We developed a BERT-based model to automatically extract privacy policy features and identify inconsistencies with Apple’s privacy labels at scale.

Findings

Many apps report less data collection than policies indicate

Most apps with 'Data Not Collected' labels have conflicting policies

Discrepancies often stem from template use and unclear definitions

Abstract

Apple introduced privacy labels in Dec. 2020 as a way for developers to report the privacy behaviors of their apps. While Apple does not validate labels, they also require developers to provide a privacy policy, which offers an important comparison point. In this paper, we fine-tuned BERT-based language models to extract privacy policy features for 474,669 apps on the iOS App Store, comparing the output to the privacy labels.

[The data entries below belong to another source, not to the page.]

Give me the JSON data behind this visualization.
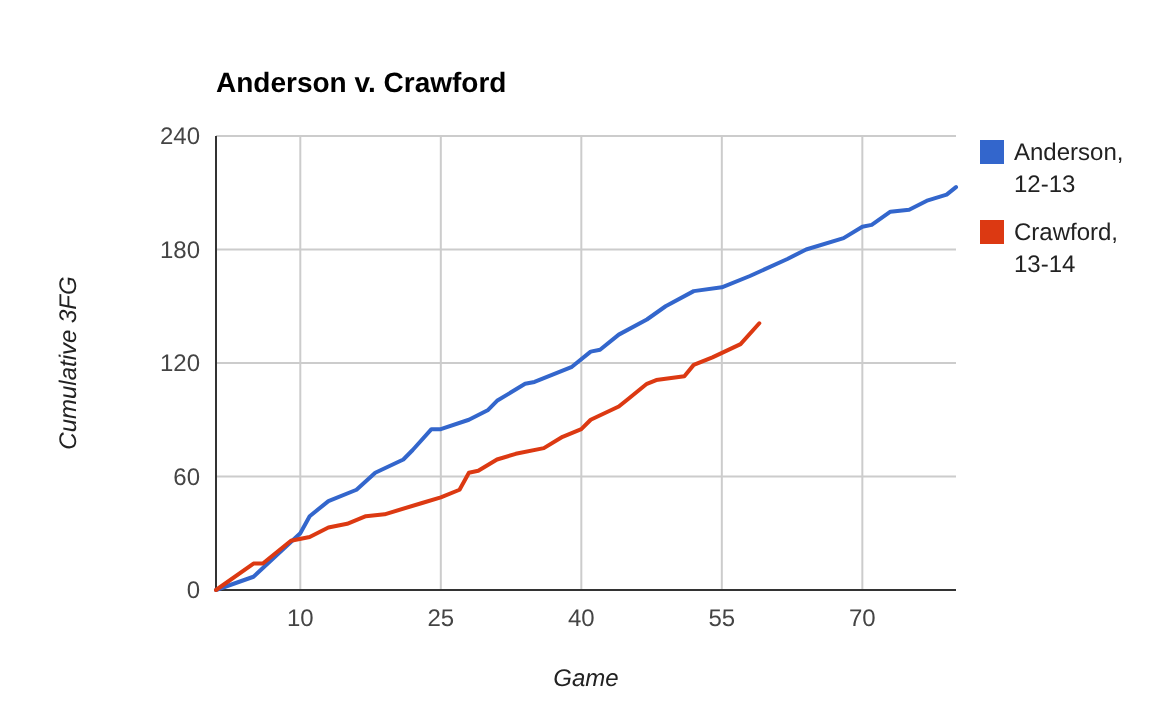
{
  "chart_data": {
    "type": "line",
    "title": "Anderson v. Crawford",
    "xlabel": "Game",
    "ylabel": "Cumulative 3FG",
    "xlim": [
      1,
      80
    ],
    "xticks": [
      10,
      25,
      40,
      55,
      70
    ],
    "ylim": [
      0,
      240
    ],
    "yticks": [
      0,
      60,
      120,
      180,
      240
    ],
    "grid": true,
    "legend": "right",
    "marker": "none",
    "series": [
      {
        "name": "Anderson, 12-13",
        "color": "#3366cc",
        "x": [
          1,
          5,
          10,
          11,
          13,
          16,
          18,
          21,
          22,
          24,
          25,
          28,
          30,
          31,
          34,
          35,
          36,
          39,
          41,
          42,
          44,
          47,
          49,
          52,
          55,
          58,
          62,
          64,
          68,
          70,
          71,
          73,
          75,
          77,
          79,
          80
        ],
        "values": [
          0,
          7,
          30,
          39,
          47,
          53,
          62,
          69,
          74,
          85,
          85,
          90,
          95,
          100,
          109,
          110,
          112,
          118,
          126,
          127,
          135,
          143,
          150,
          158,
          160,
          166,
          175,
          180,
          186,
          192,
          193,
          200,
          201,
          206,
          209,
          213
        ]
      },
      {
        "name": "Crawford, 13-14",
        "color": "#dc3912",
        "x": [
          1,
          5,
          6,
          9,
          11,
          13,
          15,
          17,
          19,
          23,
          25,
          27,
          28,
          29,
          31,
          33,
          36,
          38,
          40,
          41,
          44,
          45,
          47,
          48,
          51,
          52,
          54,
          57,
          59
        ],
        "values": [
          0,
          14,
          14,
          26,
          28,
          33,
          35,
          39,
          40,
          46,
          49,
          53,
          62,
          63,
          69,
          72,
          75,
          81,
          85,
          90,
          97,
          101,
          109,
          111,
          113,
          119,
          123,
          130,
          141
        ]
      }
    ]
  }
}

We identify discrepancies between the policies and the labels, particularly as they relate to data collected linked to users. We find that 228K apps' privacy policies may indicate data collection linked to users than what is reported in the privacy labels. More alarming, a large number (97%) of the apps with a Data Not Collected privacy label have a privacy policy indicating otherwise. We provide insights into potential sources for discrepancies, including the use of templates and confusion around Apple's definitions and requirements. These results suggest that significant work is still needed to help developers more accurately label their apps. Our system can be incorporated as a first-order check to inform developers when privacy labels are possibly misapplied.